Is Black Friday the Best Time to Buy a Car? Why December and January are Cheaper
by AutoExpert | 27 November, 2025
Car dealers love to act like Black Friday is the Super Bowl of car buying. The ads start rolling the minute you wake up from your Thanksgiving food coma, promising “once-a-year savings” if you wander into a showroom before you’ve even digested dessert.
But here’s the truth: Black Friday is almost never the best time to buy a car. Not new, not used.

Used cars don’t follow the Black Friday hype
Unlike new-car deals, which depend on factory rebates and dealer incentives, used-car prices don’t bounce up and down every month. They move with bigger market trends — supply, demand, interest rates.
So yes, a study from iSeeCars found slightly better-than-average used-car deals over Thanksgiving weekend. But “slightly better” isn’t the same as “worth reorganizing your holiday for.” Buyers typically get stronger discounts on plenty of other holiday weekends.

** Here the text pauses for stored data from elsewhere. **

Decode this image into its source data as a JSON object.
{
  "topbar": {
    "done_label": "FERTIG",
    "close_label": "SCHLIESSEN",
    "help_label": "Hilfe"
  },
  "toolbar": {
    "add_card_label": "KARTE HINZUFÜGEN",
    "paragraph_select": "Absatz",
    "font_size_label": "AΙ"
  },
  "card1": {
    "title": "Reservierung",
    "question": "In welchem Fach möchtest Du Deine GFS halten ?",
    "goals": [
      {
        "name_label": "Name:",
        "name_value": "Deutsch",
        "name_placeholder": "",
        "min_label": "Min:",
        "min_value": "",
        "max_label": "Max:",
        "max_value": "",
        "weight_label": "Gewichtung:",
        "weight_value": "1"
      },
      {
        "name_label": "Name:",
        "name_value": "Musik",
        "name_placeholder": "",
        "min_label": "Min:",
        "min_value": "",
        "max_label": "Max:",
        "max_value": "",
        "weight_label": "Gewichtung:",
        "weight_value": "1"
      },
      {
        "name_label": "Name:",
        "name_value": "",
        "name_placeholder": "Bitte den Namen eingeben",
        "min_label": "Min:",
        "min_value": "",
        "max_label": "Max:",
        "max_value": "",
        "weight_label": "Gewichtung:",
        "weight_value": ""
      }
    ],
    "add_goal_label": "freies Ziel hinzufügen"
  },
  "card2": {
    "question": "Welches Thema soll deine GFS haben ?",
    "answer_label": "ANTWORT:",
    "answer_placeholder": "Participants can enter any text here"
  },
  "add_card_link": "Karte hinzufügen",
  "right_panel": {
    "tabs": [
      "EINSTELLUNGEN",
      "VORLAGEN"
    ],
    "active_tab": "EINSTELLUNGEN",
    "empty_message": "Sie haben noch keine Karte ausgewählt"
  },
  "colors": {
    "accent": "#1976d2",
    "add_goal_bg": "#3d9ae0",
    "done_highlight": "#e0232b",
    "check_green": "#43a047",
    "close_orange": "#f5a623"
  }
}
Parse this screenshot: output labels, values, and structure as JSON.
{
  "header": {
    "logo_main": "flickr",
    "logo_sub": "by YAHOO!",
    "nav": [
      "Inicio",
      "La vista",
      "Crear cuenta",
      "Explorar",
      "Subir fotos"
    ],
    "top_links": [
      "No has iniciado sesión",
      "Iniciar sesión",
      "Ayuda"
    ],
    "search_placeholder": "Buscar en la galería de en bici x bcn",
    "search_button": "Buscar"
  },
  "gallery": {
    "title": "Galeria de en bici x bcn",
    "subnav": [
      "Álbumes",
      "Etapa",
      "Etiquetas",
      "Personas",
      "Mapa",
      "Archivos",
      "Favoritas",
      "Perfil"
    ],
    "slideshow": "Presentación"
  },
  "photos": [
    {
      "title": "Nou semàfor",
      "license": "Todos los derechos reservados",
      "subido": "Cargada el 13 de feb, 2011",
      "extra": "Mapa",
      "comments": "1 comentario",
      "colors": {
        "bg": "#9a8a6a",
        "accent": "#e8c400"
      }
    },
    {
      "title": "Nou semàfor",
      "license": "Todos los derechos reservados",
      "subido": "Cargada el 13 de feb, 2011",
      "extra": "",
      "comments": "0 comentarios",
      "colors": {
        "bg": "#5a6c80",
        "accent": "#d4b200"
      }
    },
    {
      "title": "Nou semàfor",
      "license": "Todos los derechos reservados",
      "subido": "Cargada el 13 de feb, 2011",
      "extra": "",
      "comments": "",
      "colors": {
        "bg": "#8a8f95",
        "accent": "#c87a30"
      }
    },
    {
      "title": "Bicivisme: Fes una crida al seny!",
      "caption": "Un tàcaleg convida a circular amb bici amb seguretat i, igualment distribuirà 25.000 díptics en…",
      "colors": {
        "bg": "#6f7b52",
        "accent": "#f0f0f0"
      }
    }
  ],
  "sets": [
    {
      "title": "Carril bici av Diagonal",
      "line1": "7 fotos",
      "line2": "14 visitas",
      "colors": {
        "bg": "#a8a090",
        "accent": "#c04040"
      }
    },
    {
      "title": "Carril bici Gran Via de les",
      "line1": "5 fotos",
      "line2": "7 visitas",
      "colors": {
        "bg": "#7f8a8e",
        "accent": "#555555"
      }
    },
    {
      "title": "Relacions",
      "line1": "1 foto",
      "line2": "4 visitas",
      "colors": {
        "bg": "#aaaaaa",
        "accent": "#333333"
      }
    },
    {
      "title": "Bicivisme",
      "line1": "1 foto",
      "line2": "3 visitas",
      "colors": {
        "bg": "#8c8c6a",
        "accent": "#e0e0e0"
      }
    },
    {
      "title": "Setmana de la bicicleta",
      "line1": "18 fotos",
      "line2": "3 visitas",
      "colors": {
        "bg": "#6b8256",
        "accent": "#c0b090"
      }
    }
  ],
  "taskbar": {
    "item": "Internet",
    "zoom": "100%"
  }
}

Model-year leftovers? You're too late.
Most automakers release next year’s models in late summer or early fall. That means the best time to snag a deal on the previous model year is August and September, when dealers want old stock gone.

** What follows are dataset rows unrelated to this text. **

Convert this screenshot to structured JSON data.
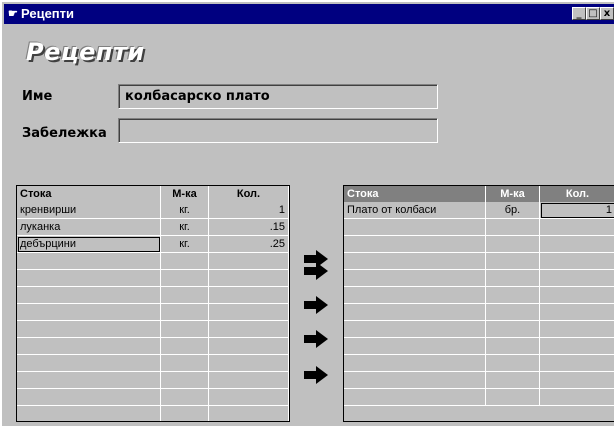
{
  "window": {
    "title": "Рецепти",
    "minimize": "_",
    "maximize": "□",
    "close": "x"
  },
  "heading": "Рецепти",
  "form": {
    "name_label": "Име",
    "name_value": "колбасарско плато",
    "note_label": "Забележка",
    "note_value": ""
  },
  "left_grid": {
    "headers": [
      "Стока",
      "М-ка",
      "Кол."
    ],
    "rows": [
      [
        "кренвирши",
        "кг.",
        "1"
      ],
      [
        "луканка",
        "кг.",
        ".15"
      ],
      [
        "дебърцини",
        "кг.",
        ".25"
      ]
    ]
  },
  "right_grid": {
    "headers": [
      "Стока",
      "М-ка",
      "Кол."
    ],
    "rows": [
      [
        "Плато от колбаси",
        "бр.",
        "1"
      ]
    ]
  },
  "arrows": [
    "arrow-right-icon",
    "arrow-right-icon",
    "arrow-right-icon",
    "arrow-right-icon",
    "arrow-right-icon"
  ],
  "colors": {
    "title_bar": "#000080",
    "grid_header": "#808080",
    "window": "#c0c0c0"
  }
}
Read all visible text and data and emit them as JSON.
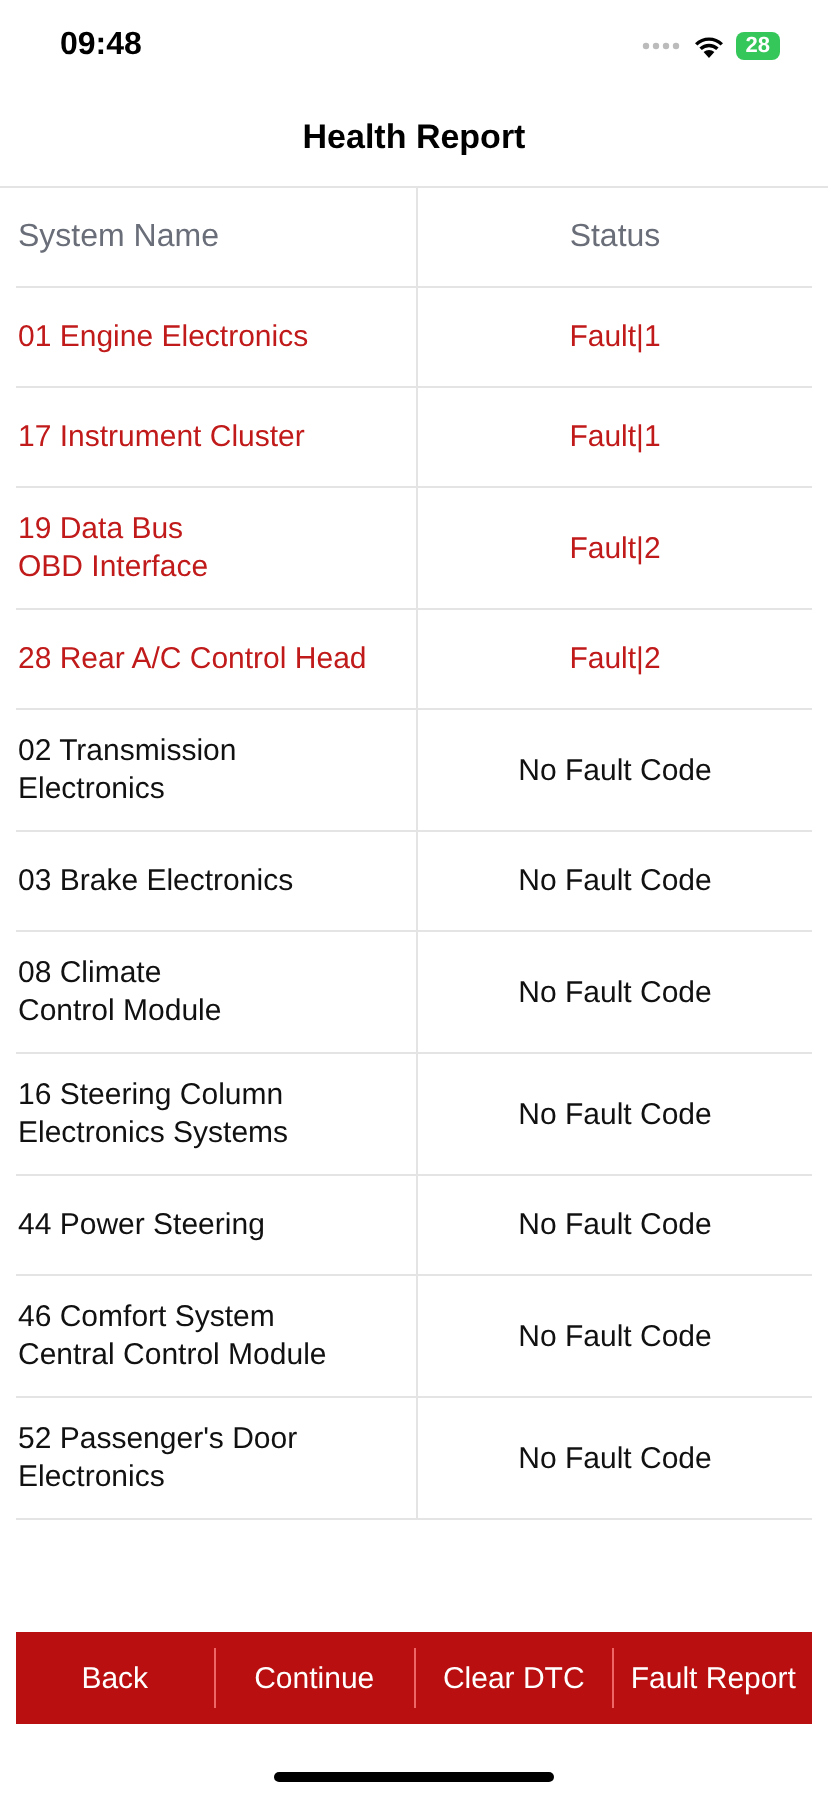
{
  "status_bar": {
    "time": "09:48",
    "battery": "28"
  },
  "title": "Health Report",
  "table": {
    "columns": [
      "System Name",
      "Status"
    ],
    "rows": [
      {
        "name": "01 Engine Electronics",
        "status": "Fault|1",
        "fault": true
      },
      {
        "name": "17 Instrument Cluster",
        "status": "Fault|1",
        "fault": true
      },
      {
        "name": "19 Data Bus\nOBD Interface",
        "status": "Fault|2",
        "fault": true
      },
      {
        "name": "28 Rear A/C Control Head",
        "status": "Fault|2",
        "fault": true
      },
      {
        "name": "02 Transmission\nElectronics",
        "status": "No Fault Code",
        "fault": false
      },
      {
        "name": "03 Brake Electronics",
        "status": "No Fault Code",
        "fault": false
      },
      {
        "name": "08 Climate\nControl Module",
        "status": "No Fault Code",
        "fault": false
      },
      {
        "name": "16 Steering Column\nElectronics Systems",
        "status": "No Fault Code",
        "fault": false
      },
      {
        "name": "44 Power Steering",
        "status": "No Fault Code",
        "fault": false
      },
      {
        "name": "46 Comfort System\nCentral Control Module",
        "status": "No Fault Code",
        "fault": false
      },
      {
        "name": "52 Passenger's Door\nElectronics",
        "status": "No Fault Code",
        "fault": false
      }
    ]
  },
  "buttons": [
    "Back",
    "Continue",
    "Clear DTC",
    "Fault Report"
  ]
}
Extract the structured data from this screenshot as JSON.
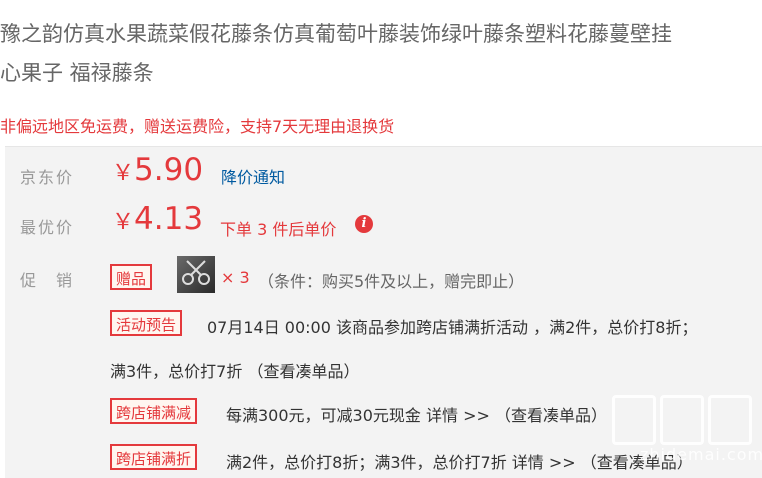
{
  "product": {
    "title_line1": "豫之韵仿真水果蔬菜假花藤条仿真葡萄叶藤装饰绿叶藤条塑料花藤蔓壁挂",
    "title_line2": "心果子 福禄藤条",
    "promo_line": "非偏远地区免运费，赠送运费险，支持7天无理由退换货"
  },
  "pricing": {
    "jd_label": "京东价",
    "currency": "￥",
    "jd_price": "5.90",
    "price_alert": "降价通知",
    "best_label": "最优价",
    "best_price": "4.13",
    "best_note": "下单 3 件后单价",
    "info_icon": "i"
  },
  "promotions": {
    "label": "促　销",
    "gift_tag": "赠品",
    "gift_qty": "× 3",
    "gift_condition": "（条件：购买5件及以上，赠完即止）",
    "activity_tag": "活动预告",
    "activity_text_line1": "07月14日 00:00 该商品参加跨店铺满折活动 ，满2件，总价打8折；",
    "activity_text_line2": "满3件，总价打7折 （查看凑单品）",
    "cross_reduce_tag": "跨店铺满减",
    "cross_reduce_text": "每满300元，可减30元现金 详情 >> （查看凑单品）",
    "cross_discount_tag": "跨店铺满折",
    "cross_discount_text": "满2件，总价打8折；满3件，总价打7折 详情 >> （查看凑单品）"
  },
  "watermark": {
    "text": "zhidemai.com",
    "icon": "watermark-logo-icon"
  },
  "colors": {
    "accent_red": "#e4393c",
    "link_blue": "#005aa0",
    "panel_bg": "#f3f3f3",
    "muted_text": "#999999"
  }
}
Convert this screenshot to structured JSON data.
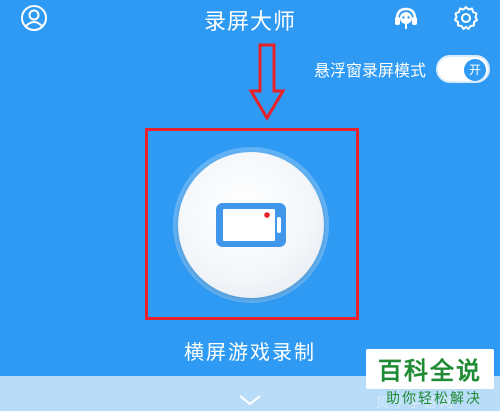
{
  "header": {
    "title": "录屏大师",
    "profile_icon": "profile-icon",
    "service_icon": "headset-icon",
    "settings_icon": "gear-icon"
  },
  "float_mode": {
    "label": "悬浮窗录屏模式",
    "toggle_text": "开",
    "enabled": true
  },
  "record": {
    "icon": "landscape-phone-icon",
    "mode_label": "横屏游戏录制"
  },
  "watermark": {
    "main": "百科全说",
    "sub": "助你轻松解决",
    "faint": "贝平手游网"
  },
  "colors": {
    "background": "#2e9af3",
    "annotation_red": "#e8222a",
    "watermark_green": "#1f8b34"
  }
}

By the time Black Friday rolls around, most of those leftovers are long gone. What’s left on the lot is the newest inventory — and dealers aren’t feeling generous with cars that just arrived.

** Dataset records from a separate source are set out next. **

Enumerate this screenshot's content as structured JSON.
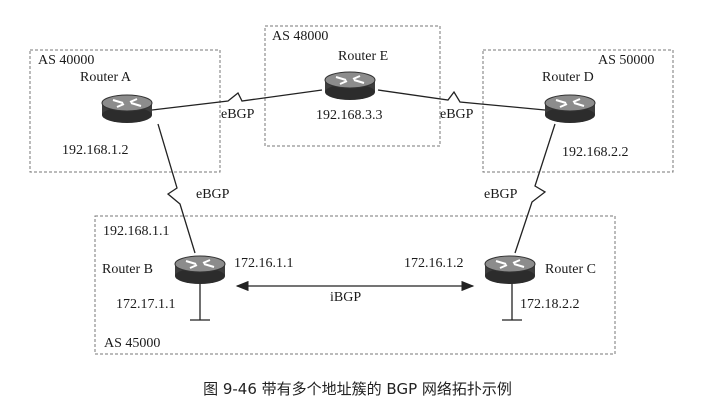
{
  "caption": "图 9-46    带有多个地址簇的 BGP 网络拓扑示例",
  "as_boxes": {
    "as40000": "AS 40000",
    "as48000": "AS 48000",
    "as50000": "AS 50000",
    "as45000": "AS 45000"
  },
  "routers": {
    "a": {
      "name": "Router A",
      "ip": "192.168.1.2"
    },
    "e": {
      "name": "Router E",
      "ip": "192.168.3.3"
    },
    "d": {
      "name": "Router D",
      "ip": "192.168.2.2"
    },
    "b": {
      "name": "Router B",
      "ip_top": "192.168.1.1",
      "ip_right": "172.16.1.1",
      "ip_lan": "172.17.1.1"
    },
    "c": {
      "name": "Router C",
      "ip_left": "172.16.1.2",
      "ip_lan": "172.18.2.2"
    }
  },
  "links": {
    "a_e": "eBGP",
    "e_d": "eBGP",
    "a_b": "eBGP",
    "d_c": "eBGP",
    "b_c": "iBGP"
  }
}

If you're eyeing a brand-new current-year model, a few more weeks of patience may pay off.
The real discounts show up closer to New Year’s
Black Friday may get the ads, but late December gets the actual deals.
Dealers and automakers have year-end targets to hit. When they're close to those numbers, they’re far more willing to cut prices, add rebates, or sweeten financing — especially on cars that have been sitting around too long.
But remember: inventory matters. If a model is hot and selling before it even hits the ground, no holiday—Black Friday, Christmas, or New Year’s—is going to magically make it cheap.

Walking into the showroom is exactly what they want
There’s a reason dealerships push Black Friday so hard:
They want people physically in the showroom, where the psychology works in their favor.
Once you’re on the lot — surrounded by “Hurry before it’s gone!” signs — it’s easy to feel like you need to grab whatever price is in front of you.
But to get the best deal, you need written quotes from multiple dealers, not high-pressure conversations at a desk. New-car prices are easy to compare on paper. Used-car pricing becomes clearer when you can see who’s being honest and who’s playing games.
And any dealer who refuses to give a price unless you show up in person? Skip them. That’s not a place that makes car buying easier for anyone.